On Thursday, the Commerce Department said in a court filing that it was reviewing the Trump administration’s bid to ban WeChat. It comes one day after a similar court filing where Commerce said it was reviewing the proposed ban on TikTok, and after the Biden administration has reportedly “indefinitely” placed on hold the plans to force the sale of TikTok’s American division to Oracle and Walmart.
In Thursdays’ filing, the department asked the Ninth Circuit Court of Appeals to pause a court case challenging the WeChat ban, which the Trump administration sought to implement in response to what it deemed the national security threat the app posed.
“As the Biden Administration has taken office, the Department of Commerce has begun a review of certain recently issued agency actions, including the Secretary’s prohibitions regarding the WeChat mobile application at issue in this appeal,” the filing states.
After a review, “The government will then be better positioned to determine whether the national security threat described in the President’s August 6, 2020 Executive Order, and the regulatory purpose of protecting the security of Americans and their data, continue to warrant the identified prohibitions,” according to the filing.
Commerce said it would provide 60-day status reports as it conducts its review.
In both cases, the department said the plaintiffs accepted the request for a pause.

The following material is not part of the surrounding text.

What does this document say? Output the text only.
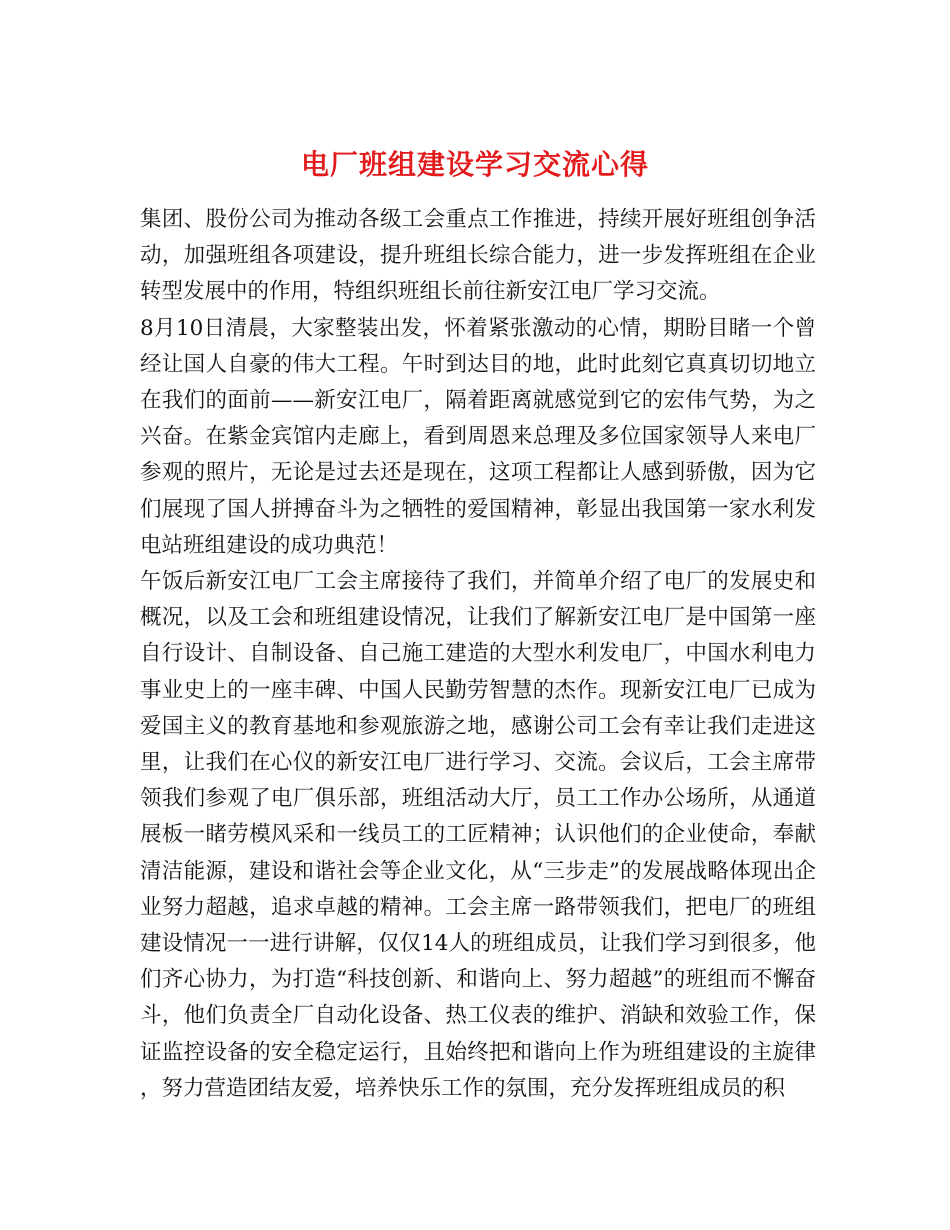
电厂班组建设学习交流心得

集团、股份公司为推动各级工会重点工作推进，持续开展好班组创争活动，加强班组各项建设，提升班组长综合能力，进一步发挥班组在企业转型发展中的作用，特组织班组长前往新安江电厂学习交流。

8月10日清晨，大家整装出发，怀着紧张激动的心情，期盼目睹一个曾经让国人自豪的伟大工程。午时到达目的地，此时此刻它真真切切地立在我们的面前——新安江电厂，隔着距离就感觉到它的宏伟气势，为之兴奋。在紫金宾馆内走廊上，看到周恩来总理及多位国家领导人来电厂参观的照片，无论是过去还是现在，这项工程都让人感到骄傲，因为它们展现了国人拼搏奋斗为之牺牲的爱国精神，彰显出我国第一家水利发电站班组建设的成功典范！

午饭后新安江电厂工会主席接待了我们，并简单介绍了电厂的发展史和概况，以及工会和班组建设情况，让我们了解新安江电厂是中国第一座自行设计、自制设备、自己施工建造的大型水利发电厂，中国水利电力事业史上的一座丰碑、中国人民勤劳智慧的杰作。现新安江电厂已成为爱国主义的教育基地和参观旅游之地，感谢公司工会有幸让我们走进这里，让我们在心仪的新安江电厂进行学习、交流。会议后，工会主席带领我们参观了电厂俱乐部，班组活动大厅，员工工作办公场所，从通道展板一睹劳模风采和一线员工的工匠精神；认识他们的企业使命，奉献清洁能源，建设和谐社会等企业文化，从“三步走”的发展战略体现出企业努力超越，追求卓越的精神。工会主席一路带领我们，把电厂的班组建设情况一一进行讲解，仅仅14人的班组成员，让我们学习到很多，他们齐心协力，为打造“科技创新、和谐向上、努力超越”的班组而不懈奋斗，他们负责全厂自动化设备、热工仪表的维护、消缺和效验工作，保证监控设备的安全稳定运行，且始终把和谐向上作为班组建设的主旋律，努力营造团结友爱，培养快乐工作的氛围，充分发挥班组成员的积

The U.S. WeChat Users Alliance, a non-profit whose trustees reportedly include prominent Chinese-American lawyers, had challenged the WeChat ban. TikTok owner ByteDance has been fighting its ban in court.
White House Press Secretary Jen Psaki noted during her news briefing Wednesday that the Treasury Department’s Committee on Foreign Investment in the United States is continuing “a broad review that’s expanded beyond TikTok” on the risks to U.S. data posed by Chinese-owned companies. She also denied that the administration had taken any steps on TikTok’s ownership.
Last week’s news that TikTok planned to expand in the U.S. ecommerce market raised fresh cybersecurity fears.
James Lewis, a cybersecurity expert at the Center for Strategic and International Studies, said e-commerce data offered more potential hijinks than data collected by a video sharing app.
“This commercial data can be analyzed and correlated with other data that China has acquired (often illicitly) in ways that could put U.S. consumers at risk,” Lewis wrote. “China has made improvements to its privacy laws, but they take second place to its national security laws that require cooperation from Chinese companies when the central government makes a request without any right of appeal or without any transparency.”